A total of 108 read speech recordings of 68 speakers with PD (45 male, 23 female, aged 65.0 ± 9.8 yea) were made with active levodopa treatment. A total of 40 of the patients were additionally recorded without levodopa treatment to increase the range of dysprosody severity in the sample. Four human clinical experts independently assessed the patients' recordings in terms of dysprosody severity. Separately, a speech processing pipeline extracted the acoustic properties of prosodic relevance from automatically identified portions of speech used as utterance proxies. Five machine learning models were trained on 75% of speech portions and the perceptual evaluations of the speaker's dysprosody severity in a 10-fold cross-validation procedure. They were evaluated regarding their ability to predict the perceptual assessments of recordings excluded during training. The models' performances were assessed by their ability to accurately predict clinical experts' dysprosody severity assessments.
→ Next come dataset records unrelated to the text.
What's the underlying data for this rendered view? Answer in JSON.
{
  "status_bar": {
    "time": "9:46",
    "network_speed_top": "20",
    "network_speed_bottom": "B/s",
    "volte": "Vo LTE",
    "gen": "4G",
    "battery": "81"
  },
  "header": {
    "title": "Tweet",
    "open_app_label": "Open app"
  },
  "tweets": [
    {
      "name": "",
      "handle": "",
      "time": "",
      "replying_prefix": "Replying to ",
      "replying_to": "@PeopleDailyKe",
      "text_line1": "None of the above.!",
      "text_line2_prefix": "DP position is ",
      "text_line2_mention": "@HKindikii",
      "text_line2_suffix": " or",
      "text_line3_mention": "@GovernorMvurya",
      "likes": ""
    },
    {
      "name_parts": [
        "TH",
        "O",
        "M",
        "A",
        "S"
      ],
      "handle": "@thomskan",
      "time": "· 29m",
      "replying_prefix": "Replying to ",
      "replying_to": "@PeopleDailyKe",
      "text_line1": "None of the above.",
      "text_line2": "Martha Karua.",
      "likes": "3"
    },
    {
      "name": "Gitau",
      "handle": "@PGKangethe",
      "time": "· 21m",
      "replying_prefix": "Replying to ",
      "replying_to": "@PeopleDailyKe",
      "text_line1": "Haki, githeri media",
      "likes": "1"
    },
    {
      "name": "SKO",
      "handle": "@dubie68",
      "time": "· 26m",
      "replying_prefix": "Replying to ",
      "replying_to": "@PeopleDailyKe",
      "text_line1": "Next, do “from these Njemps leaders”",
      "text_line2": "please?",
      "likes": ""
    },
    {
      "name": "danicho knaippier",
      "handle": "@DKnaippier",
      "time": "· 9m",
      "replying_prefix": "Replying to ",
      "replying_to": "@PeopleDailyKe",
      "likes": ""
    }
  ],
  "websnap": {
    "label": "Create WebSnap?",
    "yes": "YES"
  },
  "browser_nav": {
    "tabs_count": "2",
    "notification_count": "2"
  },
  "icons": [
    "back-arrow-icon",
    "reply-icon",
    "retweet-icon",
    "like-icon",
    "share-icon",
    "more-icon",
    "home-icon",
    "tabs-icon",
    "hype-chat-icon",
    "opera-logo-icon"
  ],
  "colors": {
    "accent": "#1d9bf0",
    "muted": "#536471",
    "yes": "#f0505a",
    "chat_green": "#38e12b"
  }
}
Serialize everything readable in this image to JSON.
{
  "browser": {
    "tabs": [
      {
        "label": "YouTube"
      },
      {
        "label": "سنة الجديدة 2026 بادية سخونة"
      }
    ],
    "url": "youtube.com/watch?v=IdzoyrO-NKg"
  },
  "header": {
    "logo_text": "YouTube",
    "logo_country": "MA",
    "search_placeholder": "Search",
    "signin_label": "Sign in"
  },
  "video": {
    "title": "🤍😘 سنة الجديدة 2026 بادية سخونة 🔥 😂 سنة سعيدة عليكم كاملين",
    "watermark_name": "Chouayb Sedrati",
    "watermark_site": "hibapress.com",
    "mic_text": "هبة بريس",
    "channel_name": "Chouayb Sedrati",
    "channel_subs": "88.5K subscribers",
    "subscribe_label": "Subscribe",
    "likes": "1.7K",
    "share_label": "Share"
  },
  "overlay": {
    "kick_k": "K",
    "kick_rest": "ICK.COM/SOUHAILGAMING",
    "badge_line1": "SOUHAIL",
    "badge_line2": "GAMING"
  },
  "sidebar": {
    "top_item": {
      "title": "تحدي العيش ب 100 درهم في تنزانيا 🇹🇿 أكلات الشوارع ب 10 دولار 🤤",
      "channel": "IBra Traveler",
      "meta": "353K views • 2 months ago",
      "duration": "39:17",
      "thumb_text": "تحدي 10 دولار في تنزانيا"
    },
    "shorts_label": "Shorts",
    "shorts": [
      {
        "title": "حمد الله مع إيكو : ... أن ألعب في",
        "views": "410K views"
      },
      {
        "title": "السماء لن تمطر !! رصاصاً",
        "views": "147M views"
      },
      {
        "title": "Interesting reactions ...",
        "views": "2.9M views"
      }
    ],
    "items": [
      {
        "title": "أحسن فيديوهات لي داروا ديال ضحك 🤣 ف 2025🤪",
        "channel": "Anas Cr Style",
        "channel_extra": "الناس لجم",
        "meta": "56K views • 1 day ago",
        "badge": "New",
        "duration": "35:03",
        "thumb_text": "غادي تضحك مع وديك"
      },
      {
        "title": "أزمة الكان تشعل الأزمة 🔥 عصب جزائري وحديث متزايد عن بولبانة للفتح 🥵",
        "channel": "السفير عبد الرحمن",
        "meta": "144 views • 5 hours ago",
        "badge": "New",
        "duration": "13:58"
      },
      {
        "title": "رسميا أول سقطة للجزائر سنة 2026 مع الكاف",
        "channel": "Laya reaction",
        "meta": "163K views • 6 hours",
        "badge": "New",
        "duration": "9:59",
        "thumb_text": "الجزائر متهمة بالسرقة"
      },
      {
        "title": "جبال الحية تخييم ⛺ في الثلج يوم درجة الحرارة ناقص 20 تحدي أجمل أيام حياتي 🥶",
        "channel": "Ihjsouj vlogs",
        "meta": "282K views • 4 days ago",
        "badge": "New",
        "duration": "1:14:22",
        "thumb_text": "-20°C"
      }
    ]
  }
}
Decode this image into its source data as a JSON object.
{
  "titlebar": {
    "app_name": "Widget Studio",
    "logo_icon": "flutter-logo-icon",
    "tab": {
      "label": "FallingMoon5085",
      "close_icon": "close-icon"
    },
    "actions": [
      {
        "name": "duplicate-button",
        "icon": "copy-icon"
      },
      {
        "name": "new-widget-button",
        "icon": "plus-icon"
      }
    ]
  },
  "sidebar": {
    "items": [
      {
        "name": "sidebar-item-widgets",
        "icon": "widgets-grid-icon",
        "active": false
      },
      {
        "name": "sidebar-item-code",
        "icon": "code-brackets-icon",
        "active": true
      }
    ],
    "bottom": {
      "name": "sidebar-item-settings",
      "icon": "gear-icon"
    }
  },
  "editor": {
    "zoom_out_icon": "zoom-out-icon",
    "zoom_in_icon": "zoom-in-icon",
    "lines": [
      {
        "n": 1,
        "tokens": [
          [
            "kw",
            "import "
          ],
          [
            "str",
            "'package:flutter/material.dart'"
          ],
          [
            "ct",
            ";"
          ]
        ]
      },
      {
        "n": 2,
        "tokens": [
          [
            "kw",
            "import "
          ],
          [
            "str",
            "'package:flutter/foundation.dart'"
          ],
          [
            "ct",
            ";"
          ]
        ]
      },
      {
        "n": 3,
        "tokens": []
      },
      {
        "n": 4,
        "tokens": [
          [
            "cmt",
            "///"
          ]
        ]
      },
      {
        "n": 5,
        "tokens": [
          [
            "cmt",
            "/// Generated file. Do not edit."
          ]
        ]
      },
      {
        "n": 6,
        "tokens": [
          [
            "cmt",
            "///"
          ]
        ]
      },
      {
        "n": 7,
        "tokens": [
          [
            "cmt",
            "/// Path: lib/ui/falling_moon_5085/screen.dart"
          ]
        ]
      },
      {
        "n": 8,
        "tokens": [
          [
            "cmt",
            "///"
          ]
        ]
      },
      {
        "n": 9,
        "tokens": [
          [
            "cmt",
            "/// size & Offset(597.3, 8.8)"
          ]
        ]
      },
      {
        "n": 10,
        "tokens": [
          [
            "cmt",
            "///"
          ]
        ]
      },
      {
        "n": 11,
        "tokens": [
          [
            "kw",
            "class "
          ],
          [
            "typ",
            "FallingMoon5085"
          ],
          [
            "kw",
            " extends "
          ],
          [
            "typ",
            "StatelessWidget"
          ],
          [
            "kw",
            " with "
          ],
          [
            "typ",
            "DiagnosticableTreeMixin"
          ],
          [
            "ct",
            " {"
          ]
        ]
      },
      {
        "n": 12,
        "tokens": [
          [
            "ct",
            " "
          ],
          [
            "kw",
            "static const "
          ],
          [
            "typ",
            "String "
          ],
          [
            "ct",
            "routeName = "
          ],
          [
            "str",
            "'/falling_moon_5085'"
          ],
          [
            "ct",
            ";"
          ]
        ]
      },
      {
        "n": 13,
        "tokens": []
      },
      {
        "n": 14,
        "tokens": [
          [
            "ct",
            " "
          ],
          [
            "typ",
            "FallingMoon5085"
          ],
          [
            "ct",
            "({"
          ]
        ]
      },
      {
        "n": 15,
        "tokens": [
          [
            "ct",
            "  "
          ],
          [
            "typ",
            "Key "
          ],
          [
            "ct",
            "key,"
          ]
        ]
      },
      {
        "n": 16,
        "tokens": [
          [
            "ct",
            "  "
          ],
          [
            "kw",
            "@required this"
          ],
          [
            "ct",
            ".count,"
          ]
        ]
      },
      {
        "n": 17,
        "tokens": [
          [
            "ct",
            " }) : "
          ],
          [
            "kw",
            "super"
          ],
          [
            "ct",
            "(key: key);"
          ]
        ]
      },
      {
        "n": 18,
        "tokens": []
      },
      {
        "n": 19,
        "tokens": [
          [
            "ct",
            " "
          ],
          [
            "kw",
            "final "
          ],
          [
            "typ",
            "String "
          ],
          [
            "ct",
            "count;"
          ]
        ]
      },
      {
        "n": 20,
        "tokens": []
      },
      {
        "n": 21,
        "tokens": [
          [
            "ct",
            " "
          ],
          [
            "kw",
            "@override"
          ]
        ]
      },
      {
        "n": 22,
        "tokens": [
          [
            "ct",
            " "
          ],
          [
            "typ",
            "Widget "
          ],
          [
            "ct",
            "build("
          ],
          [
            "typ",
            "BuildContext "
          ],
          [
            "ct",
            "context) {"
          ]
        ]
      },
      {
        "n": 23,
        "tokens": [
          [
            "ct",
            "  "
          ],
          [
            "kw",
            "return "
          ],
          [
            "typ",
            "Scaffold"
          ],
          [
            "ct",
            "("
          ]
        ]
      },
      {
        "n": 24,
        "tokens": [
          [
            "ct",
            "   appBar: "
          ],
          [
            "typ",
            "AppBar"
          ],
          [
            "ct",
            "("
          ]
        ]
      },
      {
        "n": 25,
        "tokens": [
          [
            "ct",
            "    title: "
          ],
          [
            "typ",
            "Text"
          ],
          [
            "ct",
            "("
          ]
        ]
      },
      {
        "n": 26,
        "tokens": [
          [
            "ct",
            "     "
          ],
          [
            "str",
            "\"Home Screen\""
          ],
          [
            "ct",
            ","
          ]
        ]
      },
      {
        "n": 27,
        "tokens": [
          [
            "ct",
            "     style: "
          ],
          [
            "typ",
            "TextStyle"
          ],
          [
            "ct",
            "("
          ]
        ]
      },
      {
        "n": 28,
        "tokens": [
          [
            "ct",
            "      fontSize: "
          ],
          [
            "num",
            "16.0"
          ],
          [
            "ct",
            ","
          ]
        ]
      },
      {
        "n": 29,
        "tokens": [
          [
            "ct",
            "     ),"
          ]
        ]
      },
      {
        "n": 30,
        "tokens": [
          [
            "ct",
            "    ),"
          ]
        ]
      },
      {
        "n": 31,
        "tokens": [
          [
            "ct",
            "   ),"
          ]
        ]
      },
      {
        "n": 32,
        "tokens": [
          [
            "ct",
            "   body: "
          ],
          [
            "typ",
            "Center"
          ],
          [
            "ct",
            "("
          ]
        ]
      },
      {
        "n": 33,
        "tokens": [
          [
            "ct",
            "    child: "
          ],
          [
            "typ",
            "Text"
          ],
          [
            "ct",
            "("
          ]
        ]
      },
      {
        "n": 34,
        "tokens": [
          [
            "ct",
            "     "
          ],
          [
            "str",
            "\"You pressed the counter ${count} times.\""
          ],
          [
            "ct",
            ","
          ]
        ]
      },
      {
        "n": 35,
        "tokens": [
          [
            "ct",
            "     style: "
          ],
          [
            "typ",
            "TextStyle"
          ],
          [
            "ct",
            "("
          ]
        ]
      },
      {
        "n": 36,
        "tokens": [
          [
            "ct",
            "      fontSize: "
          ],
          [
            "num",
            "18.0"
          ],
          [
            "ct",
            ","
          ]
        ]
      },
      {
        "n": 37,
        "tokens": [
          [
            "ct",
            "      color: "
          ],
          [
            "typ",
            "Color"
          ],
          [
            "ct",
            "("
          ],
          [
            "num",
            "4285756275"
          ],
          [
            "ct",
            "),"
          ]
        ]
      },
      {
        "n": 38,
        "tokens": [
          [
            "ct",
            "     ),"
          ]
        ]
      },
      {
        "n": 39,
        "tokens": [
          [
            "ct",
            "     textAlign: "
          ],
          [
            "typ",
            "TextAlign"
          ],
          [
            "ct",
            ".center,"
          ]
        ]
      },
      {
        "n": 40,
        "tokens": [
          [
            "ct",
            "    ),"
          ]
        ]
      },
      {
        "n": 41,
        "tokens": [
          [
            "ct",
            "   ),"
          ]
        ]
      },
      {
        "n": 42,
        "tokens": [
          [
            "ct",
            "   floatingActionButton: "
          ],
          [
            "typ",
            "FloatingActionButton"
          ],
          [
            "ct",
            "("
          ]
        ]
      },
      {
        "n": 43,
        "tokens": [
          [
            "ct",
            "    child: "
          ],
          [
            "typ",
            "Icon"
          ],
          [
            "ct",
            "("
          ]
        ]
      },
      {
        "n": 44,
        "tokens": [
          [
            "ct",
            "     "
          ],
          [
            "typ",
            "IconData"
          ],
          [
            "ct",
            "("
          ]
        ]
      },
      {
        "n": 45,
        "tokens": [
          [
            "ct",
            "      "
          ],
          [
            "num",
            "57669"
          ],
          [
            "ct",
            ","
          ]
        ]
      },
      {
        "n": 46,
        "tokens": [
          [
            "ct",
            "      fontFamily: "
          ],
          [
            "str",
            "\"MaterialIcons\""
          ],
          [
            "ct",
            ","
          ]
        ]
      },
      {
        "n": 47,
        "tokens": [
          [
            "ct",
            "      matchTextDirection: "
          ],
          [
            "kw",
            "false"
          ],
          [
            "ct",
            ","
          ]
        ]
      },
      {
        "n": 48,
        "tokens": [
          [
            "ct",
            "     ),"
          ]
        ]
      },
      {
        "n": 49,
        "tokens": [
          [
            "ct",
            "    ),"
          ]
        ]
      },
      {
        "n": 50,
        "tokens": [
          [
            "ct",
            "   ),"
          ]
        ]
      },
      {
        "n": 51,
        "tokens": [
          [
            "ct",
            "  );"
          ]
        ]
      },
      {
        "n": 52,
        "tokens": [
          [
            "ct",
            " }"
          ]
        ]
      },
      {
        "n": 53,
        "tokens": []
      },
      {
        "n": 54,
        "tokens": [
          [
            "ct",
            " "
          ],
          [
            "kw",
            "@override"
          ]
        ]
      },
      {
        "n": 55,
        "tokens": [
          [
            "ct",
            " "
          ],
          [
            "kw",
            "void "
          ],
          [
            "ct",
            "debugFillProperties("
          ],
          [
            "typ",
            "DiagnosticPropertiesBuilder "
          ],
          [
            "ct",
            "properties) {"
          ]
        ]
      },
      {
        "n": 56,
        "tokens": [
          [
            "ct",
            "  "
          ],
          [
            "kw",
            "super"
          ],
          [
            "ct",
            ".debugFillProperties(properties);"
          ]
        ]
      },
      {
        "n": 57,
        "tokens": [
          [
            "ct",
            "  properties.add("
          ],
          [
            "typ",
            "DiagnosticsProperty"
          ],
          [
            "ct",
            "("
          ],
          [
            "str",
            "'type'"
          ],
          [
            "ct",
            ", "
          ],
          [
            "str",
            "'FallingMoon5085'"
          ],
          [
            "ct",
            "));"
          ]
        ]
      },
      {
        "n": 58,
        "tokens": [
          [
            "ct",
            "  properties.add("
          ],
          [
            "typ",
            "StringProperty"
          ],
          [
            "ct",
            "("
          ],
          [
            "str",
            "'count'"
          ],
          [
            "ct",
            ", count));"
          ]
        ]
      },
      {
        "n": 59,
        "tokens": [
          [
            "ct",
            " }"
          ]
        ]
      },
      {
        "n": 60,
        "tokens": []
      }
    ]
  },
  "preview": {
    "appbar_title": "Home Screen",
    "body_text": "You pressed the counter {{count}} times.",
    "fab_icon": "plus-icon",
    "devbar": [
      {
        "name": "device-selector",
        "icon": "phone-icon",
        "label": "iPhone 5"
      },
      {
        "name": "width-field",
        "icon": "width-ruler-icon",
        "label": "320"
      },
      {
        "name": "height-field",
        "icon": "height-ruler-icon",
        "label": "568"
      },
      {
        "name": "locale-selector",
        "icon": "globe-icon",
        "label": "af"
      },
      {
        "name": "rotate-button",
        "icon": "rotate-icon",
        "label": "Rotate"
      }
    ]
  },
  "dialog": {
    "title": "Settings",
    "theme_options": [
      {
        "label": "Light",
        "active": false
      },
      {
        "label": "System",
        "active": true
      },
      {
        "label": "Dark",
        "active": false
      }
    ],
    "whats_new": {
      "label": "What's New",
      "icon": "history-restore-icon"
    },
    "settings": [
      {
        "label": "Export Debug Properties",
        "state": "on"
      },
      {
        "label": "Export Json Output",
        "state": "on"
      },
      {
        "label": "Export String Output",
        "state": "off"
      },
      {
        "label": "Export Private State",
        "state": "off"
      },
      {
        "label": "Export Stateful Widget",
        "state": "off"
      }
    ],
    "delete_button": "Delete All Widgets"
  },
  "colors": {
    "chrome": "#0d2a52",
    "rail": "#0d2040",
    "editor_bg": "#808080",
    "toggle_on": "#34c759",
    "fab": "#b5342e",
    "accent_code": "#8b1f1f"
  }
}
The acoustic predictors of importance spanned several acoustic domains of prosodic relevance, with the variability in change between intonational turning points and the average first Mel-frequency cepstral coefficient at these points being the two top predictors. While predominant in the literature, variability in utterance-wide was und to be only the fifth strongest predictor.
Human expert raters' assessments of dysprosody can be approximated by the automated procedure, affording application in clinical settings where an experienced expert is unavailable. Variability in pitch does not adequately describe the level of dysprosody due to Parkinson's disease.
本研究旨在使用自动声学评估程序确定帕金森病患者中最能指示韵律障碍严重程度的声学特性。
对68名帕金森病患者(45名男性,23名女性,年龄65.0±9.8岁)在左旋多巴有效治疗期间进行了总共108次朗读语音录音。另外,对40名患者在未使用左旋多巴治疗时进行了录音,以扩大样本中韵律障碍严重程度的范围。四名临床专家独立评估患者录音的韵律障碍严重程度。另外,一个语音处理管道从自动识别的语音部分中提取与韵律相关的声学特性,这些语音部分用作话语代理。五个机器学习模型在75%的语音部分以及在10倍交叉验证程序中对说话者韵律障碍严重程度的感知评估上进行训练。评估它们预测训练期间排除的录音的感知评估的能力。通过它们准确预测临床专家对韵律障碍严重程度评估的能力来评估模型的性能。
重要的声学预测指标跨越了几个与韵律相关的声学领域,其中语调转折点之间的变化以及这些点处的平均第一梅尔频率倒谱系数的变化是两个最主要的预测指标。虽然在文献中占主导地位,但整个话语中的变化被发现只是第五强的预测指标。
自动程序可以近似人类专家评分者对韵律障碍的评估,从而能够在没有经验丰富专家的临床环境中应用。音高变化不能充分描述帕金森病所致韵律障碍的程度。